El papel actual de la escuela en la microfísica del poder es reducido. La nueva
relación escuela-mundo laboral, debido a la globalización, a los cambios
tecnológicos, al poder de las armas y a esa nueva y tendenciosa psicología que
imponen los “tiempos modernos”, manipulada por los centros de poder y los
mal llamados medios de comunicación, a la dependencia y movilización
generalizada del pueblo en servicio de los intereses y del engranaje estatalempresarial.
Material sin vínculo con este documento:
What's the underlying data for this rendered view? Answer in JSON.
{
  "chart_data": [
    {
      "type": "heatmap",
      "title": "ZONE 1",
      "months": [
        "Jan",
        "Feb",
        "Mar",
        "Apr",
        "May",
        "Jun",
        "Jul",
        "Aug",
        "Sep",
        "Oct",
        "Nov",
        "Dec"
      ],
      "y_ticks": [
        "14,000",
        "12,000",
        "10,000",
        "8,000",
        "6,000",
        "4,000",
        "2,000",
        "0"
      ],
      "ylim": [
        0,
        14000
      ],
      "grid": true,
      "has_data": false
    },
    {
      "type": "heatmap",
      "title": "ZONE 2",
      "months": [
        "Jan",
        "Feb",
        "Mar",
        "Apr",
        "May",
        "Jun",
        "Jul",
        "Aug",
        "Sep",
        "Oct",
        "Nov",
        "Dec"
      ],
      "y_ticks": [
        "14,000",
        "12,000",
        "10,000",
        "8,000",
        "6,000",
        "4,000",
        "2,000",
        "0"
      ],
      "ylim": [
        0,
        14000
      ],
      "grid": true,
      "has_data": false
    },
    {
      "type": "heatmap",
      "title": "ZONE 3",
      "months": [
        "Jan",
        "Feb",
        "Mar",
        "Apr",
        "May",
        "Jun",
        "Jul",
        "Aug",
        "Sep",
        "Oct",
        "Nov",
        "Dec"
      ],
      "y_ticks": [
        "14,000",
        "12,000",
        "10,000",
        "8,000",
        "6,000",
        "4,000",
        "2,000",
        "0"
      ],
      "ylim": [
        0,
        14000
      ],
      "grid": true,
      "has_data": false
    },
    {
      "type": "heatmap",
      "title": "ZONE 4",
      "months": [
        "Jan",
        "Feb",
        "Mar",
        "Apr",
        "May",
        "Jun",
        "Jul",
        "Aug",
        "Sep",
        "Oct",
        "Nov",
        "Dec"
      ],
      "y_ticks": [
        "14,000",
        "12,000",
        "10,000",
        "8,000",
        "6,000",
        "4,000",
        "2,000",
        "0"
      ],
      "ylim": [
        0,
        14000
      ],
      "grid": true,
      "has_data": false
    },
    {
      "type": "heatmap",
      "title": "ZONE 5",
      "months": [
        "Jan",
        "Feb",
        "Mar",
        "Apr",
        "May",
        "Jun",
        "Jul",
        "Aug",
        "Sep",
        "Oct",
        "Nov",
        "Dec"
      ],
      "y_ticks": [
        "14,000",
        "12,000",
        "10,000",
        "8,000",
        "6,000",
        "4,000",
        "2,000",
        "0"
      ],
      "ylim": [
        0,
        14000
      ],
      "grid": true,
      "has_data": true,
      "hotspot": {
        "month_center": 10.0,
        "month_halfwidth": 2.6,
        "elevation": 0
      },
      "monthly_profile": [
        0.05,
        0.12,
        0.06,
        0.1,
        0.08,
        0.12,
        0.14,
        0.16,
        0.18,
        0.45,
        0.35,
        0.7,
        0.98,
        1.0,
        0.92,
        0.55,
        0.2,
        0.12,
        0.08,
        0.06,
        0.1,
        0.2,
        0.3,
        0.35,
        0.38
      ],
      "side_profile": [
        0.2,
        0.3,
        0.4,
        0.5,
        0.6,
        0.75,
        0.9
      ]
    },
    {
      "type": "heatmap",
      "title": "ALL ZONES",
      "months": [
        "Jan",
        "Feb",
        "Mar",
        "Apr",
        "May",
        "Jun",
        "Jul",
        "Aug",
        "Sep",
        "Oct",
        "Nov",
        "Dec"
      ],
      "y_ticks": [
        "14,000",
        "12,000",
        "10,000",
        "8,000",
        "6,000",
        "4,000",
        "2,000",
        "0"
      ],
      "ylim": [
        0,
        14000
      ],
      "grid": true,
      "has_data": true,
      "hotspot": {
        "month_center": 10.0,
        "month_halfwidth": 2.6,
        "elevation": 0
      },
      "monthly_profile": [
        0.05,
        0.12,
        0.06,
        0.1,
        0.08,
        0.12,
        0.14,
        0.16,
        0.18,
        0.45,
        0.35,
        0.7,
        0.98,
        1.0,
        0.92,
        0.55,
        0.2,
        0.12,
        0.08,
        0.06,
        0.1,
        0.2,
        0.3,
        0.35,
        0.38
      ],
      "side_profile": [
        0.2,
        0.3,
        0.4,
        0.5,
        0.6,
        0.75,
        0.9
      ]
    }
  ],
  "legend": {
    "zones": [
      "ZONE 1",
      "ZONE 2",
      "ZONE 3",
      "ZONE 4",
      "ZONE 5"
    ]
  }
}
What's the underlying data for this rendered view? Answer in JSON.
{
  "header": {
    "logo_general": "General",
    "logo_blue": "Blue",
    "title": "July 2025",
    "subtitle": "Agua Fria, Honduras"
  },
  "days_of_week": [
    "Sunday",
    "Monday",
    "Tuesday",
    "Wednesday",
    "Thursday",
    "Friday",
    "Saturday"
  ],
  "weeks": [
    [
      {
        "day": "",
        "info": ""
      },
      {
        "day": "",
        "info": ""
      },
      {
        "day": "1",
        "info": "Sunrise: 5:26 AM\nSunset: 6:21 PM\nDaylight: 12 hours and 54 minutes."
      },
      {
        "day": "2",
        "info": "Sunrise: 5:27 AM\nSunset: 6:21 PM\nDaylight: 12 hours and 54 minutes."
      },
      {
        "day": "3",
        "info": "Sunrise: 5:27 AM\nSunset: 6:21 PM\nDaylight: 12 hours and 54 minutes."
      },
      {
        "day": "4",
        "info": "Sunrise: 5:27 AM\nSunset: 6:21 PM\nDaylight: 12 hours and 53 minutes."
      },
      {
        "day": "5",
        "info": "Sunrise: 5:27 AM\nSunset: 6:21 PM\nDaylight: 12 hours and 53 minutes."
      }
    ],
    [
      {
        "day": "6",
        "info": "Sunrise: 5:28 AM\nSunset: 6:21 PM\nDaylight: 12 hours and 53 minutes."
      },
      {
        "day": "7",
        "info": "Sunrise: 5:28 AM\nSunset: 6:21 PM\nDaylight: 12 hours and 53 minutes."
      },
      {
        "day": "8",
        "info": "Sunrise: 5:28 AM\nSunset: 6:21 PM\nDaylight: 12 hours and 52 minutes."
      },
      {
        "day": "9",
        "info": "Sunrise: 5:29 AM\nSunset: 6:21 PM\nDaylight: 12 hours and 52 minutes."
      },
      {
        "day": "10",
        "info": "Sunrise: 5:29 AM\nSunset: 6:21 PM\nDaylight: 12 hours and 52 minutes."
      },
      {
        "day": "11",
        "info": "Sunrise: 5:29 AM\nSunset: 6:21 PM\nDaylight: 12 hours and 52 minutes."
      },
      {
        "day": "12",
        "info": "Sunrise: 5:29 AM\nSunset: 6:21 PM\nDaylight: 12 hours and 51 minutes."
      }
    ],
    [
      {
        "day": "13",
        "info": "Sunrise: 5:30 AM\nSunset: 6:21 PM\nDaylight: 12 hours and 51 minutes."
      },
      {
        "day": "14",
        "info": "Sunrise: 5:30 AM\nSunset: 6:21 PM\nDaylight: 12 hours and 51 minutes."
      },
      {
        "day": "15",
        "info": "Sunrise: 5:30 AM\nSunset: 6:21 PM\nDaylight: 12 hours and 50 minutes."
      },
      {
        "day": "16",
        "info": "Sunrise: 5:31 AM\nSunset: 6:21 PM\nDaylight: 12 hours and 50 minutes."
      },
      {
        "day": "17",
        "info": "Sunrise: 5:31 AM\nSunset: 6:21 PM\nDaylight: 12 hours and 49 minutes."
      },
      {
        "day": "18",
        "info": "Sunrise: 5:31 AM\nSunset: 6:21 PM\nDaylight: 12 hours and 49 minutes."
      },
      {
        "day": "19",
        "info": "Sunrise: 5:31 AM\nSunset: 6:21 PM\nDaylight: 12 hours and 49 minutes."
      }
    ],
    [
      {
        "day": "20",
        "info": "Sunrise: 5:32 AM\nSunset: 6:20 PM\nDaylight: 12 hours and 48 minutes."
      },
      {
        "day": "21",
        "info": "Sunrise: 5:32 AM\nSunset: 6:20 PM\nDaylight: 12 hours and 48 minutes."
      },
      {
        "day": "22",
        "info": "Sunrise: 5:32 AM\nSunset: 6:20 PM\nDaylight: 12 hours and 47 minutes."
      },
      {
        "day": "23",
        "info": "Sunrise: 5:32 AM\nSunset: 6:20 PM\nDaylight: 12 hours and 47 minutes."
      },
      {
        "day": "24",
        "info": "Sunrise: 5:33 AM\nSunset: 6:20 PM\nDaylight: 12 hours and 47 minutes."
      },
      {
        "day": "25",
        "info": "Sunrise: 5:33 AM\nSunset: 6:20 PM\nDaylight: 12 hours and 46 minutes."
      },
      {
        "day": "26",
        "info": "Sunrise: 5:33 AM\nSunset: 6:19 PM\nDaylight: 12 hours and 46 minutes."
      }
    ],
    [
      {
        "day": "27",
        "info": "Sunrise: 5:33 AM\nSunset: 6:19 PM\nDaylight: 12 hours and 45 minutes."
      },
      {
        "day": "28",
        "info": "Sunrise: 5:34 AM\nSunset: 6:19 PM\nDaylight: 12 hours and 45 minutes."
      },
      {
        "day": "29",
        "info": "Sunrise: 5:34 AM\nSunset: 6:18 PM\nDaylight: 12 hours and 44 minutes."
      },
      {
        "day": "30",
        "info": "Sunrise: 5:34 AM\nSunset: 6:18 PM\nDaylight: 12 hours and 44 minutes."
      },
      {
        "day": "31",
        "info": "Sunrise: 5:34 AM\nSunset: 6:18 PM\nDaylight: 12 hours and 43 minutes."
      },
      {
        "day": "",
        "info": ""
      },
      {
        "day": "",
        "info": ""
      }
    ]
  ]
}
Para cumplir estos requerimientos del poder, se pasó del abnegado maestro
“apóstol” -disciplinado él pero a la vez disciplinante y disciplinador- al biomaestro, al maestro regularizador que puede ser cualquiera, que no reclama
una específica formación pedagógica, moral, confesional, ni profesional, pero
que debe estar sometido a los códigos empresariales de eficiencia y
rentabilidad y a los nuevos patrones de domesticidad laboral, ya sin las
penitencias, los castigos, las palmetas, las varas y los latiguillos, pero no muy
alejados de las regulaciones normativas y preceptos establecidos por ese
patrono impuesto a los educadores: San Juan Bautista de La Salle.